Number of primes of the form $a^m \pm b^n$ with $a,b$ both prime and $\leq 89$

Question

In an answer to my own question, I showed that if $p$ is an odd prime and $p=a^m \pm b^n$ with positive integers $a,b$ relatively prime to $p$, then $p$ does not simultaneously divide the Fermat quotients $\frac{a^{p-1}-1}{p}$ and $\frac{b^{p-1}-1}{p}$.

Once upon a time, this result would have been of some interest because it implies the first case of Fermat's Last Theorem (FLT) for certain prime exponents $p$. More precisely, Wieferich, Mirimanoff, and others showed that if the first case of FLT fails for the prime $p$, then $\frac{a^{p-1}-1}{p}$ will be divisible by $p$ for every prime number less than or equal to 89.

In particular, the above two paragraphs show that the first case of FLT holds if $p = a^m \pm b^n$ for some primes $a, b \leq 89$.

Although FLT was proved by independent methods, results like the one in my other question still have some interest. For instance, as far as I know, it is still unknown whether there are nontrivial solutions $x,y,z$ in the cyclotomic field $\mathbb{Q} (\zeta_p)$ (whether they are all relatively prime to $p$ or not) that satsify

$$ x^p + y^p = z^p$$

In ``On the first case of the fermat theorem for cyclotomic fields", Kolyvagin proves that there are no such solutions relatively prime to $p$ if each of the numbers $\frac{a^{p-1}-1}{p}$ with $a$ prime and $\leq 89$ is relatively prime to $p$. In particular, this is true when $p$ has the form $p=a^m \pm b^n$ with $a, b$ primes $\leq 89$.

I would presume that the set of such primes is quite scarce (although the possibility $p = a^m-b^n$ throws me a bit), so my question is:

Are there known heuristics or results for the set of primes $p=a^m \pm b^n$ with $a,b$ primes less than $89$ (one of them, of course, being 2)?

Answer 1

Non-expert disclaimer here.

Applying some heuristics, you get that there are $O(\log N)$ primes of the form $a^m-b^n$ for fixed $a$ and $b$.

To see this, let's count the values taken by $a^m-b^n$ in the range $[0,N]$. I claim there are $O(\log^2N)$ such terms. If $m$ and $n$ are in the range $[0,2\log N]$, this accounts for $O(\log^2N)$ pairs, a good fraction of which are in the given range.

If $m > 2\log N$, then there is at most one $n$ such that $a^m-b^n$ is in the range. To complete the bound, we need to give an upper bound on the $m$'s for which there can exist $n$'s such that $a^m-b^n$ is in the range.

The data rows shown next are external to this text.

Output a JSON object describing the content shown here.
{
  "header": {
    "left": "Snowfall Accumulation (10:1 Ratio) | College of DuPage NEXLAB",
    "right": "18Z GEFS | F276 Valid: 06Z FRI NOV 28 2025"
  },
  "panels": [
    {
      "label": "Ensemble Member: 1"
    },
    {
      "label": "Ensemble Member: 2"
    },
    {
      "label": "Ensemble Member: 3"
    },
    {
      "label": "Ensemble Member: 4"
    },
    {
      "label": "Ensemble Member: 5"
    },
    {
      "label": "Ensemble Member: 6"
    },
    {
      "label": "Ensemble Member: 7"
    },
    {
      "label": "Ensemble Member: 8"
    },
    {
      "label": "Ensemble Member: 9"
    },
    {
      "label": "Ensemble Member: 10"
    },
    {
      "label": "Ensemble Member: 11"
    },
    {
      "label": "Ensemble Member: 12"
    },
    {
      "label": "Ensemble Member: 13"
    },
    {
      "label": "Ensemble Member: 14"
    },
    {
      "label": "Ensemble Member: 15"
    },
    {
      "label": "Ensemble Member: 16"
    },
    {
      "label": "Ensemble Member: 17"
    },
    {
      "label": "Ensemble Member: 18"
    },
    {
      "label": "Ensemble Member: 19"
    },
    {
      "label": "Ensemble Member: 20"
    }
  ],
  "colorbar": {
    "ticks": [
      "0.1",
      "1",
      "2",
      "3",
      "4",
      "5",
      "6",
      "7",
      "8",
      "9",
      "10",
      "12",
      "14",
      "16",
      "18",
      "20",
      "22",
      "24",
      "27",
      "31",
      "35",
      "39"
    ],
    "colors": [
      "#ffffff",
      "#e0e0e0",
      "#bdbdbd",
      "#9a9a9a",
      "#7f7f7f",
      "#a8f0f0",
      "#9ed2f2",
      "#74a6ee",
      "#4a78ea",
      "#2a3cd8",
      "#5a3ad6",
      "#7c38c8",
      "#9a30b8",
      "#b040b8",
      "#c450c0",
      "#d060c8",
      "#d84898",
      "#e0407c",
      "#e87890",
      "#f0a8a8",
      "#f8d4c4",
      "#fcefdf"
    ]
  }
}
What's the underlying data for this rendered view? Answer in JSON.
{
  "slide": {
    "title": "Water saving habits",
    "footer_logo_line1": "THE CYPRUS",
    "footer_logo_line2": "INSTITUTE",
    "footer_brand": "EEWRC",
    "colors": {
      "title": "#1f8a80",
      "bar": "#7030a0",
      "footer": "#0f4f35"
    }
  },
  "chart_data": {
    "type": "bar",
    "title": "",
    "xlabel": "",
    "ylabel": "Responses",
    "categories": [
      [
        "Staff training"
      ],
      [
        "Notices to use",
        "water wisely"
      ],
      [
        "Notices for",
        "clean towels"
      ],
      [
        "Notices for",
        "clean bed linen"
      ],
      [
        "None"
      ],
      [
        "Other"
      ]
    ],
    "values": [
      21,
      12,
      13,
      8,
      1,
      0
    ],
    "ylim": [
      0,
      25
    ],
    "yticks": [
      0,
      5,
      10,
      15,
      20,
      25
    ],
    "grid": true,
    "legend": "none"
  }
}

Consider $m > 2\log N$ and assume that $|a^m-b^n| < N$ so that $n \gtrsim \log N$ also. Notice that $|a^m-b^n|=a^m|1-b^n/a^m|\approx a^m\log(b^n/a^m)=a^m(n\log b-m\log a)$. By Baker et al's results on logarithmic forms, $|n\log b-m\log a|>m^{-k}$ for a constant $k$ that depends on $a$ and $b$, so that $|a^m-b^n|\gtrsim a^m/m^k$. In particular, if $a^m > N(\log N)^k$, you can't be in range. This shows that there are at most $\log^2N$ terms of the form $a^m-b^n$ in range. Of those, how many are prime?

The heuristic would be that the "density" of difference powers is $\log N/N$ (the derivative of $\log^2N$). The density of primes is $1/\log N$ by the PNT. So since they are `obviously' independent, the density of primes of this form is $1/N$. So... there should be infinitely many according to this heuristic, but there should be $O(\log N)$ such primes up to $N$.

Answer 2

Hi there, If you're only interested in heuristics, then if you replace $89$ by $x$, fix $m$ and $n$, fix $\pm$ to be $+$ or $-$, fix one of $a,b$ to be $2$, and let the other variable range over primes less than $x$, then it is in the right form for the Bateman-Horn conjecture to be applied to. See for example,

P. T. Bateman, R. A. Horn, A heuristic asymptotic formula concerning the distribution of prime numbers, Mathematics of Computation 16 (1962), 363--367.

(Say $a=2$, $b$ ranges over primes less than $x$, $m$ and $n$ are fixed, and $\pm$ is $+$. Then one can use the case of Bateman-Horn for two polynomials simultaneously, one polynomial being $z$, the other one being $z^n+2^m$.) Then depending on which other variables you want to vary, you can apply Bateman-Horn to each case like this.

Don't know how accurate it would be for $x=89$ ! But it should be more accurate for $x \rightarrow \infty$. The usual caveat about this still being a conjecture applies.